In his remarks, Berenson noted the achievement of graduates who reached this pinnacle in the midst of global pandemic stress. Katie Jo Parrott, Oxford Class of 2022 president, gave a speech in which she related the story of the one teacher and the one book that changed the course of her life.

On Thursday, August 11, a special Commencement ceremony on the Ripton campus took place for those who had graduated during the summers of 2020 and 2021, when the program did not run in person. Dean Bartels welcomed this group of Bread Loaf graduates who embraced a new, remote way of learning and brought their own voices to it. Dominique acknowledged the pilgrimage these graduates had made to reconnect with a place that holds deep personal meaning and a space that indeed holds its significance through the presence of Bread Loafers.

The graduates then gave their own remarks, reflecting on what the place of Bread Loaf has meant to them individually.

Madeleine. "Mads" Anderson
Madeleine “Mads” Anderson, a 2021 graduate, spoke about what Bread Loaf had meant to her at the special ceremony for 2020 and 2021 graduates.

Dominique offered a closing encouragement to graduates to remember the importance of the kind of holistic development that Bread Loaf has cultivated for more than 100 years through academic rigor, play, and mindfulness in a bucolic environment. 

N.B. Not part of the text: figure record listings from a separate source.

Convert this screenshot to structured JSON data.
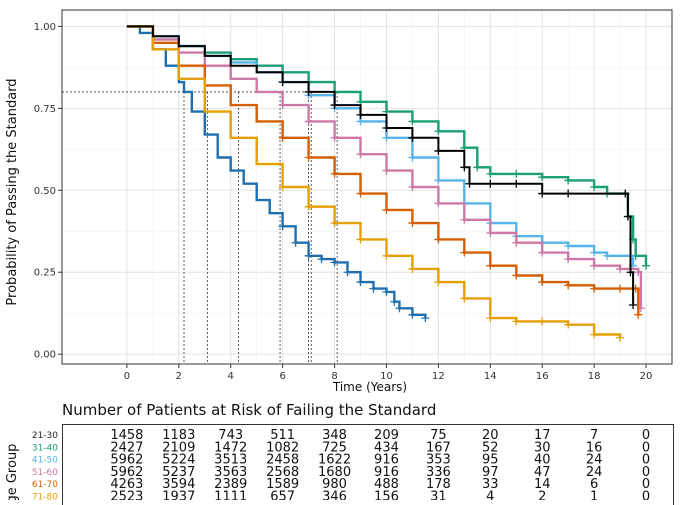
{
  "chart_data": {
    "type": "line",
    "title": "",
    "xlabel": "Time (Years)",
    "ylabel": "Probability of Passing the Standard",
    "xlim": [
      -2.5,
      21
    ],
    "ylim": [
      -0.03,
      1.05
    ],
    "x_ticks": [
      0,
      2,
      4,
      6,
      8,
      10,
      12,
      14,
      16,
      18,
      20
    ],
    "y_ticks": [
      0.0,
      0.25,
      0.5,
      0.75,
      1.0
    ],
    "y_tick_labels": [
      "0.00",
      "0.25",
      "0.50",
      "0.75",
      "1.00"
    ],
    "grid": true,
    "reference_y": 0.8,
    "reference_x": [
      2.2,
      3.1,
      4.3,
      5.9,
      7.0,
      7.1,
      8.1
    ],
    "series": [
      {
        "name": "21-30",
        "color": "#1f6fae",
        "dash": "",
        "points": [
          [
            0,
            1.0
          ],
          [
            0.5,
            0.98
          ],
          [
            1,
            0.93
          ],
          [
            1.5,
            0.88
          ],
          [
            2,
            0.83
          ],
          [
            2.2,
            0.8
          ],
          [
            2.5,
            0.74
          ],
          [
            3,
            0.67
          ],
          [
            3.5,
            0.6
          ],
          [
            4,
            0.56
          ],
          [
            4.5,
            0.52
          ],
          [
            5,
            0.47
          ],
          [
            5.5,
            0.43
          ],
          [
            6,
            0.39
          ],
          [
            6.5,
            0.34
          ],
          [
            7,
            0.3
          ],
          [
            7.5,
            0.29
          ],
          [
            8,
            0.28
          ],
          [
            8.5,
            0.25
          ],
          [
            9,
            0.22
          ],
          [
            9.5,
            0.2
          ],
          [
            10,
            0.19
          ],
          [
            10.3,
            0.16
          ],
          [
            10.5,
            0.14
          ],
          [
            11,
            0.12
          ],
          [
            11.5,
            0.11
          ]
        ]
      },
      {
        "name": "31-40",
        "color": "#1a9e76",
        "dash": "",
        "points": [
          [
            0,
            1.0
          ],
          [
            1,
            0.97
          ],
          [
            2,
            0.94
          ],
          [
            3,
            0.92
          ],
          [
            4,
            0.9
          ],
          [
            5,
            0.88
          ],
          [
            6,
            0.86
          ],
          [
            7,
            0.83
          ],
          [
            8,
            0.8
          ],
          [
            9,
            0.77
          ],
          [
            10,
            0.74
          ],
          [
            11,
            0.71
          ],
          [
            12,
            0.68
          ],
          [
            13,
            0.63
          ],
          [
            13.5,
            0.57
          ],
          [
            14,
            0.55
          ],
          [
            15,
            0.55
          ],
          [
            16,
            0.54
          ],
          [
            17,
            0.53
          ],
          [
            18,
            0.51
          ],
          [
            18.5,
            0.49
          ],
          [
            19.3,
            0.42
          ],
          [
            19.5,
            0.35
          ],
          [
            19.6,
            0.3
          ],
          [
            20,
            0.27
          ]
        ]
      },
      {
        "name": "41-50",
        "color": "#56b4e9",
        "dash": "",
        "points": [
          [
            0,
            1.0
          ],
          [
            1,
            0.97
          ],
          [
            2,
            0.94
          ],
          [
            3,
            0.91
          ],
          [
            4,
            0.89
          ],
          [
            5,
            0.86
          ],
          [
            6,
            0.83
          ],
          [
            7,
            0.79
          ],
          [
            8,
            0.75
          ],
          [
            9,
            0.71
          ],
          [
            10,
            0.66
          ],
          [
            11,
            0.6
          ],
          [
            12,
            0.53
          ],
          [
            13,
            0.46
          ],
          [
            14,
            0.4
          ],
          [
            15,
            0.36
          ],
          [
            16,
            0.34
          ],
          [
            17,
            0.33
          ],
          [
            18,
            0.31
          ],
          [
            18.5,
            0.3
          ],
          [
            19.5,
            0.27
          ]
        ]
      },
      {
        "name": "51-60",
        "color": "#cc79a7",
        "dash": "",
        "points": [
          [
            0,
            1.0
          ],
          [
            1,
            0.96
          ],
          [
            2,
            0.92
          ],
          [
            3,
            0.88
          ],
          [
            4,
            0.84
          ],
          [
            5,
            0.8
          ],
          [
            6,
            0.76
          ],
          [
            7,
            0.71
          ],
          [
            8,
            0.66
          ],
          [
            9,
            0.61
          ],
          [
            10,
            0.56
          ],
          [
            11,
            0.51
          ],
          [
            12,
            0.46
          ],
          [
            13,
            0.41
          ],
          [
            14,
            0.37
          ],
          [
            15,
            0.34
          ],
          [
            16,
            0.31
          ],
          [
            17,
            0.29
          ],
          [
            18,
            0.27
          ],
          [
            19,
            0.26
          ],
          [
            19.7,
            0.25
          ],
          [
            19.8,
            0.14
          ]
        ]
      },
      {
        "name": "61-70",
        "color": "#d55e00",
        "dash": "",
        "points": [
          [
            0,
            1.0
          ],
          [
            1,
            0.95
          ],
          [
            2,
            0.88
          ],
          [
            3,
            0.82
          ],
          [
            4,
            0.76
          ],
          [
            5,
            0.71
          ],
          [
            6,
            0.66
          ],
          [
            7,
            0.6
          ],
          [
            8,
            0.55
          ],
          [
            9,
            0.49
          ],
          [
            10,
            0.44
          ],
          [
            11,
            0.4
          ],
          [
            12,
            0.35
          ],
          [
            13,
            0.31
          ],
          [
            14,
            0.27
          ],
          [
            15,
            0.24
          ],
          [
            16,
            0.22
          ],
          [
            17,
            0.21
          ],
          [
            18,
            0.2
          ],
          [
            19,
            0.2
          ],
          [
            19.6,
            0.2
          ],
          [
            19.7,
            0.12
          ]
        ]
      },
      {
        "name": "71-80",
        "color": "#e69f00",
        "dash": "",
        "points": [
          [
            0,
            1.0
          ],
          [
            1,
            0.93
          ],
          [
            2,
            0.84
          ],
          [
            3,
            0.74
          ],
          [
            4,
            0.66
          ],
          [
            5,
            0.58
          ],
          [
            6,
            0.51
          ],
          [
            7,
            0.45
          ],
          [
            8,
            0.4
          ],
          [
            9,
            0.35
          ],
          [
            10,
            0.3
          ],
          [
            11,
            0.26
          ],
          [
            12,
            0.22
          ],
          [
            13,
            0.17
          ],
          [
            14,
            0.11
          ],
          [
            15,
            0.1
          ],
          [
            16,
            0.1
          ],
          [
            17,
            0.09
          ],
          [
            18,
            0.06
          ],
          [
            19,
            0.05
          ]
        ]
      },
      {
        "name": "",
        "color": "#000000",
        "dash": "",
        "points": [
          [
            0,
            1.0
          ],
          [
            1,
            0.97
          ],
          [
            2,
            0.94
          ],
          [
            3,
            0.91
          ],
          [
            4,
            0.88
          ],
          [
            5,
            0.86
          ],
          [
            6,
            0.83
          ],
          [
            7,
            0.8
          ],
          [
            8,
            0.76
          ],
          [
            9,
            0.73
          ],
          [
            10,
            0.69
          ],
          [
            11,
            0.66
          ],
          [
            12,
            0.62
          ],
          [
            13,
            0.57
          ],
          [
            13.2,
            0.52
          ],
          [
            14,
            0.52
          ],
          [
            15,
            0.52
          ],
          [
            16,
            0.49
          ],
          [
            17,
            0.49
          ],
          [
            19.2,
            0.49
          ],
          [
            19.3,
            0.42
          ],
          [
            19.4,
            0.25
          ],
          [
            19.5,
            0.15
          ]
        ]
      }
    ],
    "risk_table": {
      "title": "Number of Patients at Risk of Failing the Standard",
      "ylabel": "Age Group",
      "rows": [
        {
          "label": "21-30",
          "color": "#222222",
          "values": [
            "1458",
            "1183",
            "743",
            "511",
            "348",
            "209",
            "75",
            "20",
            "17",
            "7",
            "0"
          ]
        },
        {
          "label": "31-40",
          "color": "#1a9e76",
          "values": [
            "2427",
            "2109",
            "1472",
            "1082",
            "725",
            "434",
            "167",
            "52",
            "30",
            "16",
            "0"
          ]
        },
        {
          "label": "41-50",
          "color": "#56b4e9",
          "values": [
            "5962",
            "5224",
            "3513",
            "2458",
            "1622",
            "916",
            "353",
            "95",
            "40",
            "24",
            "0"
          ]
        },
        {
          "label": "51-60",
          "color": "#cc79a7",
          "values": [
            "5962",
            "5237",
            "3563",
            "2568",
            "1680",
            "916",
            "336",
            "97",
            "47",
            "24",
            "0"
          ]
        },
        {
          "label": "61-70",
          "color": "#d55e00",
          "values": [
            "4263",
            "3594",
            "2389",
            "1589",
            "980",
            "488",
            "178",
            "33",
            "14",
            "6",
            "0"
          ]
        },
        {
          "label": "71-80",
          "color": "#e69f00",
          "values": [
            "2523",
            "1937",
            "1111",
            "657",
            "346",
            "156",
            "31",
            "4",
            "2",
            "1",
            "0"
          ]
        }
      ]
    }
  }
}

The Bread Loaf School of English, established in 1920, is one of Middlebury’s summer residential graduate programs, offering courses in literature and the related fields of literacy and pedagogy, creative writing, and theater arts. Students, mostly K–12 English or language arts teachers, come from across the United States and beyond for one or more summers of intensive continuing education. Students may also elect to pursue an MA or MLitt degree in English. Faculty members come from eminent institutions in the United States and United Kingdom to teach and learn with the student body at sites in California, England, and Vermont.